Sunday, 5 March 2017

Book Marks: Textbooks, Libraries, And Reading

"Nai Sarak, Delhi's oldest bookselling and publishing hub, is struggling for survival. And the shopkeepers blame a number of factors — the advent of online bookstores selling second-hand books, rise in book piracy, a flourishing photocopy culture and an increase in number of foreign publishers setting up shop in India, making textbooks available at cheaper prices. ... sales have dipped by 60 to 70 percent in the last few years."

At a university in the US, a student paper also opined that the prices of textbooks are too damned high. "In fact, the average cost of a college textbook has increased by 73 percent since 2006, according to a study by Student Public Interest Research Groups.

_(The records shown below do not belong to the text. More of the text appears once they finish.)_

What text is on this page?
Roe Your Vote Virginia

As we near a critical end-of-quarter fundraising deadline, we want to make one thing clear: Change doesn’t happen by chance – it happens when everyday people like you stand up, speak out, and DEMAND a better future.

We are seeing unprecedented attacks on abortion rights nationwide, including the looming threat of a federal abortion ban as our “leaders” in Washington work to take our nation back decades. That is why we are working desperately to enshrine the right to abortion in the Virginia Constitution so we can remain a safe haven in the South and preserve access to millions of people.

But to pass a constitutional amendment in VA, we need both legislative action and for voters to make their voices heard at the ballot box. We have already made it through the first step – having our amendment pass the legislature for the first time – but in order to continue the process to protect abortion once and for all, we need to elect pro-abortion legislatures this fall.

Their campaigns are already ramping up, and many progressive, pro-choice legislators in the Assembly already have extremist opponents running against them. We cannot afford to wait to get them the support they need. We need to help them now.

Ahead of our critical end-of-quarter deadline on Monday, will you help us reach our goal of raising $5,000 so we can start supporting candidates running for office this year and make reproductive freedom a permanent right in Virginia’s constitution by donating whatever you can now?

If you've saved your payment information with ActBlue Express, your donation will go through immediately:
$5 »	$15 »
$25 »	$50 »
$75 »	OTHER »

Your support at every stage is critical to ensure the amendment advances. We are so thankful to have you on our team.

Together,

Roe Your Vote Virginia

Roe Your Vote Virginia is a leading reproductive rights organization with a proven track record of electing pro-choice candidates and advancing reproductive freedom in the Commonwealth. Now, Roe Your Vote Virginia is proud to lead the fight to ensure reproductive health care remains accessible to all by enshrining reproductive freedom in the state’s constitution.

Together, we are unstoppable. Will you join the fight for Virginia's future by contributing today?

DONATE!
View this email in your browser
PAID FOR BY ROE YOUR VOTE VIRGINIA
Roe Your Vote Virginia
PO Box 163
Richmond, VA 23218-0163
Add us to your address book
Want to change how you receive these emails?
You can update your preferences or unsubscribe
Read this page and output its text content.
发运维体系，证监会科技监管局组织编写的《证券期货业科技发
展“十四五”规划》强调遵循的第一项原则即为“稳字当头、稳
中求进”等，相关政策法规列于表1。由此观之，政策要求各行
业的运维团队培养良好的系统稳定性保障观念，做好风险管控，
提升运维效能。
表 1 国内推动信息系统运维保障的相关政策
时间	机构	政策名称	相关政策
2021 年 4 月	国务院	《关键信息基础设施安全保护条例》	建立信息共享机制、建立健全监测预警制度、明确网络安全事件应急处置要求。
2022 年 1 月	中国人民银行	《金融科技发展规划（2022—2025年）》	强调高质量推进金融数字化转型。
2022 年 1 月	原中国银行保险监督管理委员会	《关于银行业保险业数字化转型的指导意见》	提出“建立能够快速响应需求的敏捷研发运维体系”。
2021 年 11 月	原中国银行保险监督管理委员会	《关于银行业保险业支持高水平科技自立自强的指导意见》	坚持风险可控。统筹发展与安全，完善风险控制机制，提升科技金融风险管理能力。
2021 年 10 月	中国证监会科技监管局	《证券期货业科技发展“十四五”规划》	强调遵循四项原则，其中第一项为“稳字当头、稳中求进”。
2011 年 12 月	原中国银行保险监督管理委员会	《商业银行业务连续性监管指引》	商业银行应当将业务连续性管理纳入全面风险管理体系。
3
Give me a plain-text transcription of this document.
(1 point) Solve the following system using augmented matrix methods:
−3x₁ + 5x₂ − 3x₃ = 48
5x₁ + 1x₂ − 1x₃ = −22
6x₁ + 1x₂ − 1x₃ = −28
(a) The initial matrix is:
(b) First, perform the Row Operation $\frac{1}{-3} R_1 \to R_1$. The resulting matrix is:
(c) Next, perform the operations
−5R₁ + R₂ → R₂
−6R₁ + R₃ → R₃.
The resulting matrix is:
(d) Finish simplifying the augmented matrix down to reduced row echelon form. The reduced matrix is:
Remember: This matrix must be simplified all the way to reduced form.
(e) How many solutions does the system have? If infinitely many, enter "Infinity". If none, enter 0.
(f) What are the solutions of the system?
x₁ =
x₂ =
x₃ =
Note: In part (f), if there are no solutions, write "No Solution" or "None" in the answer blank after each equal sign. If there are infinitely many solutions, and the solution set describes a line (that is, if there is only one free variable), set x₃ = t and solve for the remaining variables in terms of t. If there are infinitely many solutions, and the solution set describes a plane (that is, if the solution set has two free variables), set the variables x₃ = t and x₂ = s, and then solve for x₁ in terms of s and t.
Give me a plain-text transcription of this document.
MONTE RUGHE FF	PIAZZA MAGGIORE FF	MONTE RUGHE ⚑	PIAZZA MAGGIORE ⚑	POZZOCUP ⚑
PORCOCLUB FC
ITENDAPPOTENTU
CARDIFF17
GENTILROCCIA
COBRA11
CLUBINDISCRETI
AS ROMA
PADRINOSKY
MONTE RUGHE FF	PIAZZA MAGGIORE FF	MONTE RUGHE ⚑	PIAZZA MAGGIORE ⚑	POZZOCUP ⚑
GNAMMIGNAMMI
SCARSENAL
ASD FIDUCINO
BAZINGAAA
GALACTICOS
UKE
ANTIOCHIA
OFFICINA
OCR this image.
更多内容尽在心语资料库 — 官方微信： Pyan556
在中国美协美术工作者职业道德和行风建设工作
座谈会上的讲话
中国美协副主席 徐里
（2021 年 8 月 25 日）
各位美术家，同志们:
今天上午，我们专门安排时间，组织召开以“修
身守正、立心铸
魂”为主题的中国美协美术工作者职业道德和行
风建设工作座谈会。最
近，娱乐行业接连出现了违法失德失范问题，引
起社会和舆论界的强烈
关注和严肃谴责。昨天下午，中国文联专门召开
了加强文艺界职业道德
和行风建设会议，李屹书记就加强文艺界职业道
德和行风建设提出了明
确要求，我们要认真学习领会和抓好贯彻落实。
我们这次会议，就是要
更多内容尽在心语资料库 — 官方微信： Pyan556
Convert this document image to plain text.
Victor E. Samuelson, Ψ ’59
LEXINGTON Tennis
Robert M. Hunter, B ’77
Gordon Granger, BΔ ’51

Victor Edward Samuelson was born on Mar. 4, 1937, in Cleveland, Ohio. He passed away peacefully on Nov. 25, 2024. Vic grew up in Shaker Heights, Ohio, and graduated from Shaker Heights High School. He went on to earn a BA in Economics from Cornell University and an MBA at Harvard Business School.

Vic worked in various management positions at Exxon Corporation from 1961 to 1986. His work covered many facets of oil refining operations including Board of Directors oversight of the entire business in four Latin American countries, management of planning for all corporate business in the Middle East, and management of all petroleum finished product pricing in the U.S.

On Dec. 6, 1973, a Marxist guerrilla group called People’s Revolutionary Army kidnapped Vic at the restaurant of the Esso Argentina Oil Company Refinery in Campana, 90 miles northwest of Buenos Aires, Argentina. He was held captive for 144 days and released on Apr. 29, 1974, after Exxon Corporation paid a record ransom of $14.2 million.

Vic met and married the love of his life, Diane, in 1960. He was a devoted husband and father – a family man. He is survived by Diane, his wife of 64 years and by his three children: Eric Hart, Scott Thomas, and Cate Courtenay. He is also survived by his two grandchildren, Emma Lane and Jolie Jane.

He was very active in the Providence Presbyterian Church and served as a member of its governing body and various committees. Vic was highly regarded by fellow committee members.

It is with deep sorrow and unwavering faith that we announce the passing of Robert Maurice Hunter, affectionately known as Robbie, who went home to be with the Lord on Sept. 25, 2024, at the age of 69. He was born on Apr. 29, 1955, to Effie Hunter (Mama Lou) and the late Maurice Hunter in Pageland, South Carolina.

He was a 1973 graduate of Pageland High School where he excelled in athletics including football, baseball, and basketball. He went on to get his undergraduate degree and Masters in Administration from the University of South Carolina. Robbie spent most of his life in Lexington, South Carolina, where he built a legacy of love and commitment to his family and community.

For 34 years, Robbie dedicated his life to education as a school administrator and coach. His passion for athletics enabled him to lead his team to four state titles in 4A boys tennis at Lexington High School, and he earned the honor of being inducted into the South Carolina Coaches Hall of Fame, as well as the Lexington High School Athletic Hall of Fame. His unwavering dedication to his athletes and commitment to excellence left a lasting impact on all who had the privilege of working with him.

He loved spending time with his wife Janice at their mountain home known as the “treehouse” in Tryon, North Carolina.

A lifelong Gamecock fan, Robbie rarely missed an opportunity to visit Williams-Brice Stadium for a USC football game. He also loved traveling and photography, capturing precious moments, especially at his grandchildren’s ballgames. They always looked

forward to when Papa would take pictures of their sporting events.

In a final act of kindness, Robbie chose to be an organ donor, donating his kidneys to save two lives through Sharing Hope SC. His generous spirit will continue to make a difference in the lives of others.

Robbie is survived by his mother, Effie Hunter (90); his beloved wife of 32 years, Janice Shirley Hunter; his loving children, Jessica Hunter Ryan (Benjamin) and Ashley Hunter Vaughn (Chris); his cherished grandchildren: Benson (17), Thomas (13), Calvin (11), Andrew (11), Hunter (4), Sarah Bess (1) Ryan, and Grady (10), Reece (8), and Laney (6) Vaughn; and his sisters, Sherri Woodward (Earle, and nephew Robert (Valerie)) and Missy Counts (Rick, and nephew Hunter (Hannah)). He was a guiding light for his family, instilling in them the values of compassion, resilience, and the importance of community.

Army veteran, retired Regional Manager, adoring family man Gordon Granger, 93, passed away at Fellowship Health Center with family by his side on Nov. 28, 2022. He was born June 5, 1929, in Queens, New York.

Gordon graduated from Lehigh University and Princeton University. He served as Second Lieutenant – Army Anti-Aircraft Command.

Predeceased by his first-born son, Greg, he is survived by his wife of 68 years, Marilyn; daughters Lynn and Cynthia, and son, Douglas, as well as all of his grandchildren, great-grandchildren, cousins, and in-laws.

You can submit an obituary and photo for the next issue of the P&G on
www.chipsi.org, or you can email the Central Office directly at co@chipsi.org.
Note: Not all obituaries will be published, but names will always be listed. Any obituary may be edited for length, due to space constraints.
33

Nearly one-third of students in the study reported that they used financial aid to help pay for their textbooks."

A short story collection from an alleged North Korean writer is under a renewed spotlight. ... The Accusation by Bandi was first published in South Korea in May of 2014, but received little attention as a literary work. This was partly because no one was certain who Bandi was, or if the book was really written by a North Korean.

But the fate of the book encountered a change of tide late last year." Odd phrasing aside (what does "a change of tide" in a book's fate mean?), I think we'd all like to hear more stories from North Korea other than the fables spun by its government.


  • "I love books. I can't leave a bookstore without at least one. But I also have a tendency to buy books and not actually read them. Somewhere along the way reading fell by the wayside in favor of other forms of entertainment. To get back on track, I made some simple changes that have helped me with my reading habits thus far—no speed reading necessary."
  • "I was pulled out of line in the immigration queue at Los Angeles airport as I came in to the USA. Not because I was Mem Fox the writer – nobody knew that – I was just a normal person like anybody else. They thought I was working in the States and that I had come in on the wrong visa." Deny all you want, but it's increasingly clear that Trump's White House is encouraging the ghastly behaviours of ghastly people.
  • "Education publisher Pearson reports biggest loss in its history ... after a slump at its US education operation." In January, the world's largest education publisher announced that it was letting go of its stake in Penguin Random House.
  • "The Cologne Public Library is serving as a social and educational space for the city's refugees, as counterparts across Germany increasingly become places for community engagement. Could the UK learn from this?" Why not? What is going to happen to all that space once the books and shelves are gone?
  • "For Céline Leterme and Jon Dowling, they started talking about Counter-Print – an online book shop and publisher – at their own local [pub] nine years ago, after realising there were others who shared their love of vintage design books. Fast-forward to today, and the ambitious designers are now also selling new books on design from a variety of publishers they admire, as well as children's books..."
  • "When is a Trojan horse not a Trojan horse? When it is a branch of Waterstones. So says managing director James Daunt, eager to reassure retailers and readers after the chain came under fire for opening three unbranded branches in the past three years – Southwold Books in Suffolk, Harpenden Books in Hertfordshire and The Rye Bookshop in East Sussex." Maybe local bookstore chains should look into this.
  • "Let's be honest, it's been a rough couple of months [in the US], and the headlines over the past few weeks have been jarring and unsettling. Yet even the most die-hard political activist has to recharge and reboot every now and then. It's no surprise that small pleasures can provide a little well-needed escape in times such as these." Okay, but should you plug your own book in articles like this? Is it fine to do that now?